Ich möchte Qatar einmal mit Singapur vergleichen. Finanziell leistungsstark, mit einer Vergangenheit im Britischen Commonwealth, militärisch noch immer mit dem Westen verbunden. Katar verfolgt eine fein ausbalancierte Politik zwischen dem Mittleren Osten und dem Westen, zwischen Tradition und Moderne, zwischen Islam und Toleranz. Wie in Singapur gibt es dort mit Qatar Airways eine erfolgsorientierte 5-Star-Airline, die mit Luxus und 150 neuen Flugzeugen (200 weitere sind bestellt, darunter 80 Airbus A350) einen neuen Maßstab setzt. Mit knapp 150 Destinationen gehört sie zu den großen Airlines der Welt. Singapur, auch die Perle Asiens genannt, bietet das Raffles Hotel als Maß aller Dinge in der Übernachtungsindustrie an. Für mich ist das SHARQ Hotel in Katars Hauptstadt Doha die Perle am Golf. Das Sharq vermittelt einen Eindruck von indisch-britischem Kolonialstil. Es bietet ein Spa, das so umfangreich und weitläufig, gleichzeitig aber so privat, vertraulich und geschmackvoll im Stil des Landes eingerichtet ist, dass sich jeder Mensch darin wohlfühlen muss.

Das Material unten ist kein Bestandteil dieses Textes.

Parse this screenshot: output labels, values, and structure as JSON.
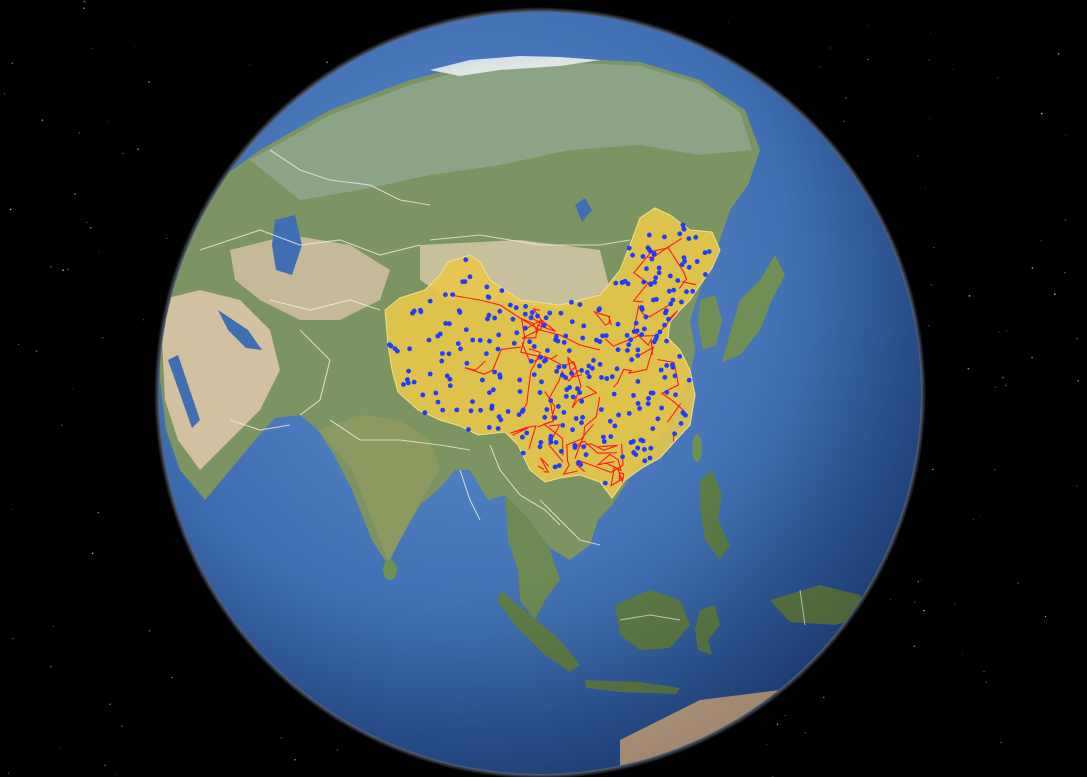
{
  "view": {
    "type": "3d-globe",
    "center_region": "East Asia",
    "background": "starfield"
  },
  "colors": {
    "space": "#000000",
    "ocean": "#3f6fb2",
    "ocean_deep": "#1f4f94",
    "land_green": "#6f8f55",
    "land_desert": "#c9b898",
    "tundra": "#8aa08a",
    "ice": "#f2f4f6",
    "borders": "#f4f1e6",
    "highlight_region": "#e8c74a",
    "station_points": "#1f3cff",
    "rail_lines": "#ff1a1a"
  },
  "layers": [
    {
      "name": "satellite-imagery",
      "visible": true
    },
    {
      "name": "country-borders",
      "visible": true
    },
    {
      "name": "highlighted-country",
      "visible": true
    },
    {
      "name": "point-markers",
      "visible": true
    },
    {
      "name": "line-network",
      "visible": true
    }
  ],
  "markers": {
    "symbol": "dot",
    "approx_count": 300
  }
}
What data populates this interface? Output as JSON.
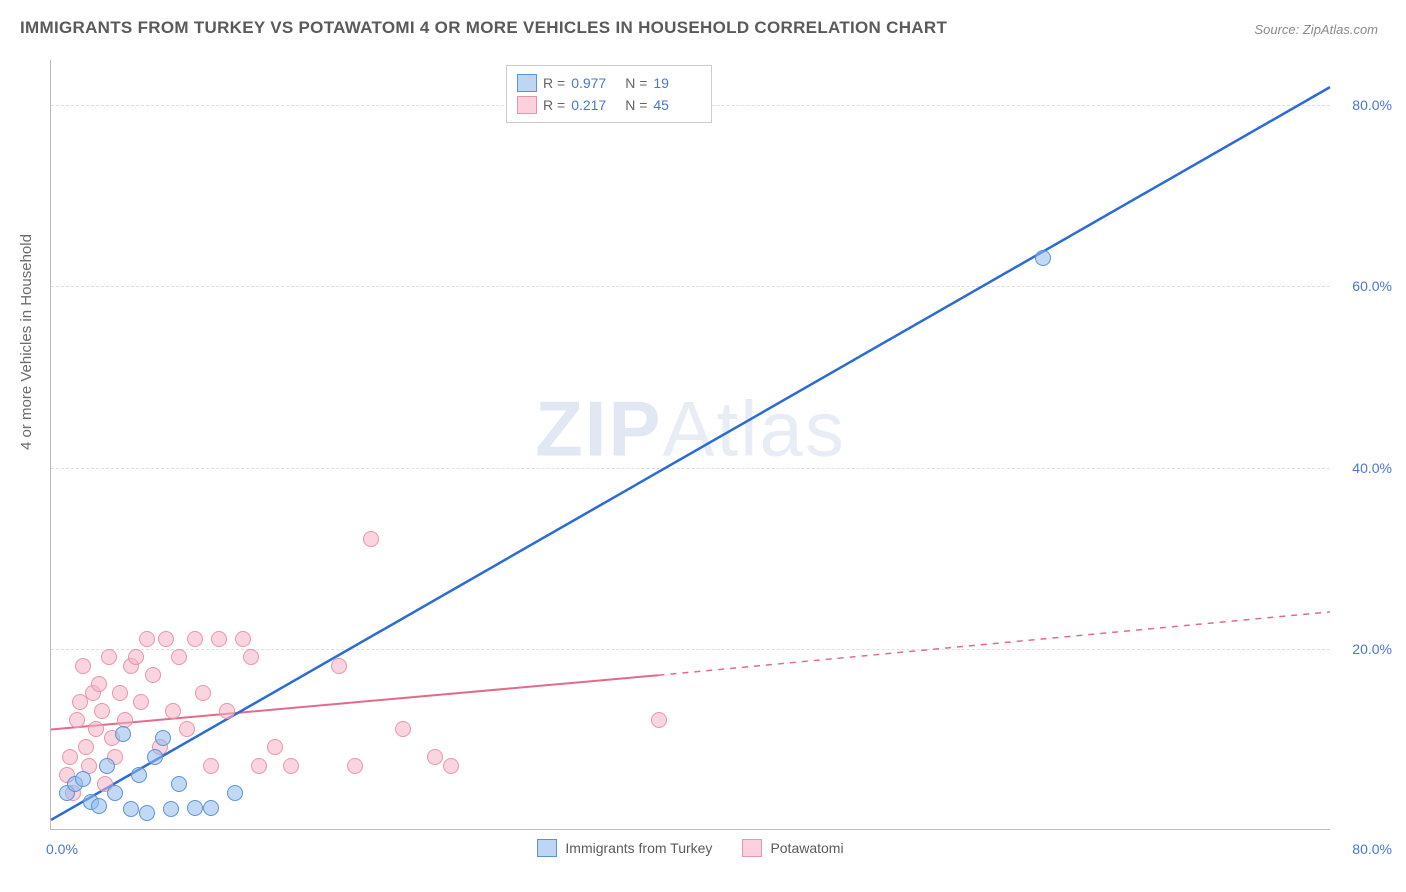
{
  "title": "IMMIGRANTS FROM TURKEY VS POTAWATOMI 4 OR MORE VEHICLES IN HOUSEHOLD CORRELATION CHART",
  "source": "Source: ZipAtlas.com",
  "ylabel": "4 or more Vehicles in Household",
  "watermark_bold": "ZIP",
  "watermark_rest": "Atlas",
  "chart": {
    "type": "scatter-with-regression",
    "xlim": [
      0,
      80
    ],
    "ylim": [
      0,
      85
    ],
    "yticks": [
      {
        "v": 20,
        "label": "20.0%"
      },
      {
        "v": 40,
        "label": "40.0%"
      },
      {
        "v": 60,
        "label": "60.0%"
      },
      {
        "v": 80,
        "label": "80.0%"
      }
    ],
    "xtick_left": "0.0%",
    "xtick_right": "80.0%",
    "background_color": "#ffffff",
    "grid_color": "#e0e0e0",
    "marker_size": 16,
    "series": [
      {
        "name": "Immigrants from Turkey",
        "color_fill": "#90baed",
        "color_stroke": "#5a93d6",
        "line_color": "#2b6bd4",
        "line_width": 2.5,
        "R": "0.977",
        "N": "19",
        "regression": {
          "x1": 0,
          "y1": 1,
          "x2": 80,
          "y2": 82
        },
        "points": [
          {
            "x": 1,
            "y": 4
          },
          {
            "x": 1.5,
            "y": 5
          },
          {
            "x": 2,
            "y": 5.5
          },
          {
            "x": 2.5,
            "y": 3
          },
          {
            "x": 3,
            "y": 2.5
          },
          {
            "x": 3.5,
            "y": 7
          },
          {
            "x": 4,
            "y": 4
          },
          {
            "x": 4.5,
            "y": 10.5
          },
          {
            "x": 5,
            "y": 2.2
          },
          {
            "x": 5.5,
            "y": 6
          },
          {
            "x": 6,
            "y": 1.8
          },
          {
            "x": 6.5,
            "y": 8
          },
          {
            "x": 7,
            "y": 10
          },
          {
            "x": 7.5,
            "y": 2.2
          },
          {
            "x": 8,
            "y": 5
          },
          {
            "x": 9,
            "y": 2.3
          },
          {
            "x": 10,
            "y": 2.3
          },
          {
            "x": 11.5,
            "y": 4
          },
          {
            "x": 62,
            "y": 63
          }
        ]
      },
      {
        "name": "Potawatomi",
        "color_fill": "#f6b2c4",
        "color_stroke": "#e895ab",
        "line_color": "#e36a8a",
        "line_width": 2,
        "R": "0.217",
        "N": "45",
        "regression_solid": {
          "x1": 0,
          "y1": 11,
          "x2": 38,
          "y2": 17
        },
        "regression_dashed": {
          "x1": 38,
          "y1": 17,
          "x2": 80,
          "y2": 24
        },
        "points": [
          {
            "x": 1,
            "y": 6
          },
          {
            "x": 1.2,
            "y": 8
          },
          {
            "x": 1.4,
            "y": 4
          },
          {
            "x": 1.6,
            "y": 12
          },
          {
            "x": 1.8,
            "y": 14
          },
          {
            "x": 2,
            "y": 18
          },
          {
            "x": 2.2,
            "y": 9
          },
          {
            "x": 2.4,
            "y": 7
          },
          {
            "x": 2.6,
            "y": 15
          },
          {
            "x": 2.8,
            "y": 11
          },
          {
            "x": 3,
            "y": 16
          },
          {
            "x": 3.2,
            "y": 13
          },
          {
            "x": 3.4,
            "y": 5
          },
          {
            "x": 3.6,
            "y": 19
          },
          {
            "x": 3.8,
            "y": 10
          },
          {
            "x": 4,
            "y": 8
          },
          {
            "x": 4.3,
            "y": 15
          },
          {
            "x": 4.6,
            "y": 12
          },
          {
            "x": 5,
            "y": 18
          },
          {
            "x": 5.3,
            "y": 19
          },
          {
            "x": 5.6,
            "y": 14
          },
          {
            "x": 6,
            "y": 21
          },
          {
            "x": 6.4,
            "y": 17
          },
          {
            "x": 6.8,
            "y": 9
          },
          {
            "x": 7.2,
            "y": 21
          },
          {
            "x": 7.6,
            "y": 13
          },
          {
            "x": 8,
            "y": 19
          },
          {
            "x": 8.5,
            "y": 11
          },
          {
            "x": 9,
            "y": 21
          },
          {
            "x": 9.5,
            "y": 15
          },
          {
            "x": 10,
            "y": 7
          },
          {
            "x": 10.5,
            "y": 21
          },
          {
            "x": 11,
            "y": 13
          },
          {
            "x": 12,
            "y": 21
          },
          {
            "x": 12.5,
            "y": 19
          },
          {
            "x": 13,
            "y": 7
          },
          {
            "x": 14,
            "y": 9
          },
          {
            "x": 15,
            "y": 7
          },
          {
            "x": 18,
            "y": 18
          },
          {
            "x": 19,
            "y": 7
          },
          {
            "x": 20,
            "y": 32
          },
          {
            "x": 22,
            "y": 11
          },
          {
            "x": 24,
            "y": 8
          },
          {
            "x": 25,
            "y": 7
          },
          {
            "x": 38,
            "y": 12
          }
        ]
      }
    ]
  },
  "legend_bottom": [
    {
      "swatch": "blue",
      "label": "Immigrants from Turkey"
    },
    {
      "swatch": "pink",
      "label": "Potawatomi"
    }
  ]
}
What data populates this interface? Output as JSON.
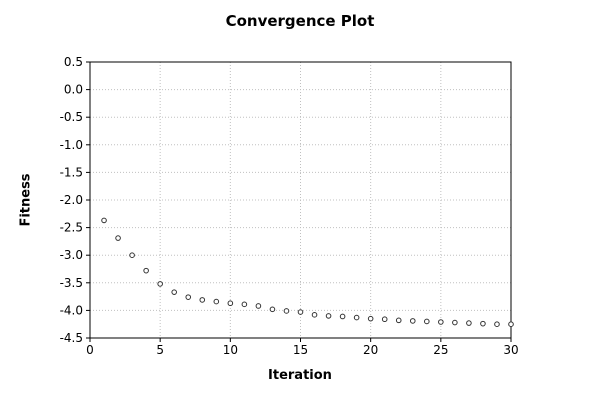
{
  "chart_data": {
    "type": "scatter",
    "title": "Convergence Plot",
    "xlabel": "Iteration",
    "ylabel": "Fitness",
    "x": [
      1,
      2,
      3,
      4,
      5,
      6,
      7,
      8,
      9,
      10,
      11,
      12,
      13,
      14,
      15,
      16,
      17,
      18,
      19,
      20,
      21,
      22,
      23,
      24,
      25,
      26,
      27,
      28,
      29,
      30
    ],
    "series": [
      {
        "name": "fitness",
        "values": [
          -2.37,
          -2.69,
          -3.0,
          -3.28,
          -3.52,
          -3.67,
          -3.76,
          -3.81,
          -3.84,
          -3.87,
          -3.89,
          -3.92,
          -3.98,
          -4.01,
          -4.03,
          -4.08,
          -4.1,
          -4.11,
          -4.13,
          -4.15,
          -4.16,
          -4.18,
          -4.19,
          -4.2,
          -4.21,
          -4.22,
          -4.23,
          -4.24,
          -4.25,
          -4.25
        ]
      }
    ],
    "xlim": [
      0,
      30
    ],
    "ylim": [
      -4.5,
      0.5
    ],
    "xticks": {
      "values": [
        0,
        5,
        10,
        15,
        20,
        25,
        30
      ],
      "labels": [
        "0",
        "5",
        "10",
        "15",
        "20",
        "25",
        "30"
      ]
    },
    "yticks": {
      "values": [
        0.5,
        0.0,
        -0.5,
        -1.0,
        -1.5,
        -2.0,
        -2.5,
        -3.0,
        -3.5,
        -4.0,
        -4.5
      ],
      "labels": [
        "0.5",
        "0.0",
        "-0.5",
        "-1.0",
        "-1.5",
        "-2.0",
        "-2.5",
        "-3.0",
        "-3.5",
        "-4.0",
        "-4.5"
      ]
    },
    "grid": true,
    "legend": "none",
    "marker": "open-circle",
    "colors": {
      "frame": "#000000",
      "gridline": "#c0c0c0",
      "marker_stroke": "#333333",
      "background": "#ffffff",
      "text": "#000000"
    }
  }
}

Qatar hat in den vergangenen Jahren Milliarden in den Bau von Sportstätten investiert, als wolle sich das sportbegeisterte Land fest in die Welt einbinden. Weltmeisterschaften im Tischtennis, Gewichtheben, Schwimmen, Squash, Hallen-Leichtathletik, Handball wurden in Katar ausgetragen, 2016 wird es die UCI Straßen WM sein, 2018 die Turn WM und 2019 die Leichtathletik WM. Hier wird ab nächstem Jahr auch ein Lauf zur Formel 1 veranstaltet. Dem Land, der Airline und seinen Menschen wohnt nämlich ein Zauber inne, der einen schnell gefangen nimmt und seine Vorurteile vergessen lässt. Hier kann man sich wohlfühlen. Man muss es einfach mal ausprobieren.